Inspiration: About Wendy Kuehnl
Photo courtesy of 10binary
Wendy has grown up to be an inspiring and life-changing individual to many people in our nation. She grew up in Wisconsin, where she was born and raised as a child and student. Wendy then pursued an education in the 1960s, and then moved onto high school, where she started to be involved with the lives of many disabled people. At the time, there were many civil rights movements in America. Many of which the rights of disabled people were being constantly questioned. Do these people have the right to work? The right to vote? Are they allowed to be involved with the community in any way? From here, Wendy took her stand on the matter and proceeded to obtain a job at a wood-shop building. Even only being in high school, Wendy was already the supervisor for many assembly lines in the company. Many of these people who did assembly jobs turned out to be people with different kinds of disabilities. They did multiple jobs, but many screwed in the nuts and bolts of many machines and toys. Soon after, she also became the very first female bus driver for this wood-shop. What made this bus different than other, was that it had a wheelchair lift that made the bus more accessible. One day when she was aiding a woman with the wheelchair lift, something went horribly wrong. Wendy strapped the woman into her seat, but suddenly she was flung off the chair and onto the ground. Wendy immediately slammed on the brakes, and as she did, uncontrollable apologizing was let out. It just comes to show how vulnerable these individuals are. Our very community and environment does not give these individuals with disabilities equal rights and equal say. This makes them rely on others for aid and guidance, which leads to ultimate vulnerability. If we teach these kinds of people to be dependent on themselves, they would not need anymore guidance in the outside world. This is how Wendy was introduced to Abilities United.

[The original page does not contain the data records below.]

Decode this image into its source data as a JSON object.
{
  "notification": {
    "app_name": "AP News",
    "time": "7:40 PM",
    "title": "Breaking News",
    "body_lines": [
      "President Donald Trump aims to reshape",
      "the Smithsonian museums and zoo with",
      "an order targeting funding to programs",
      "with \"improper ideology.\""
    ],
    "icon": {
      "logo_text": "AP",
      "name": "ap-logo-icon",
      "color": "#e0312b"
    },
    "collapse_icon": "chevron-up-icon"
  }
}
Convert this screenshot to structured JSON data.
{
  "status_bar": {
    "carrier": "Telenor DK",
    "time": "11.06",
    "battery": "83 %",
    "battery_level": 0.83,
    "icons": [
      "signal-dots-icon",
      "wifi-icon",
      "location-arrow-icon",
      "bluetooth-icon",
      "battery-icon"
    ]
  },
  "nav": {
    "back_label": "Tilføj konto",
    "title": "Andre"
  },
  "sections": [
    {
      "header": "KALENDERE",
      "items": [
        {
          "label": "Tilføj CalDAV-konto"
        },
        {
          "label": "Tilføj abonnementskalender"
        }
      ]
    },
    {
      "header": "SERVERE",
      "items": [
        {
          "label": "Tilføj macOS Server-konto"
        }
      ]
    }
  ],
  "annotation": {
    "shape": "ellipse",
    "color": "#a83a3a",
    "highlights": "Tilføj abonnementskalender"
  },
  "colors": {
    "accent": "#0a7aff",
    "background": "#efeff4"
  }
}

Ten years ago, Wendy started to work for Abilities United. Throughout these many years, she has experienced the inspiring change that the organization has impacted on many individuals. Currently, she does much of the companies web technology, and helps to improve the organization in any way she can. Here, there is a welcoming staff that is very interactive with the disabled. The result is a wonderful environment that is also empowering and life-changing. Through the different abilities of each staff member, the organization was able to change the lives of many. Helping them to find jobs, and helping them to self-guide their own lives. From this, the name “Abilities United” was born. Because of the versatility of the staff members, their abilities are united together to help the disabled lead an easier life. With multiple programs at Abilities United, the staff creates a way of life that the disabled people can follow with ease. One program called Independent Living Skills teaches people with disabilities to learn everyday life through chores and lessons. It is evident that some people need more help than others, and this is what the program does. It helps and guides people to become more capable in their everyday lives. These people should have a chance to learn, and they should also be able to do what they can physically do. These people can have their own power over their life. Another program was also created and shaped by the Abilities United staff one year ago. Letting people with disabilities portray their feelings and emotions through art proved to be very successful. Anyone who had trouble in communicating with others, could use art to portray what they are trying to say. The universal language of art lets them do just that.
No one should be measured by what they cannot due. Wendy believes that everyone is not capable of doing some things that others can do. Regardless, they aren’t different in any way. Even at first glance, you cannot tell who is disabled or not. When first encountering a disabled person, one doesn’t know what exactly to do. If one never encounters a disabled person, he/she will not know how to interact or talk with the other. To prevent this, Wendy believes that being more exposed to these people makes you realize that they are not any different from us. When we first think of a disabled person, we believe that he or she is incapable of doing many things. If we do not even give the opportunity to the disabled to prove themselves, how can we even assume that they are incapable in the first place? Wendy believes that if we all truly live, learn, and play side by side, the imperfection, prejudice, and selectivity will finally go away. Even though it will take many generations to do so, that is what Ability United is ultimately aiming for. People should not care what kind of disability you have. Everyone is the same, and should always be treated equally. In today’s world, more and more schools are welcoming kids with disabilities. Multiple disabilities like autism, down syndrome, and mental retardation are also decreasing in number throughout today’s world.
“What disability does that person have?” “I don’t know.”
It shouldn’t matter what disability a person has. Every person should always be treated equally.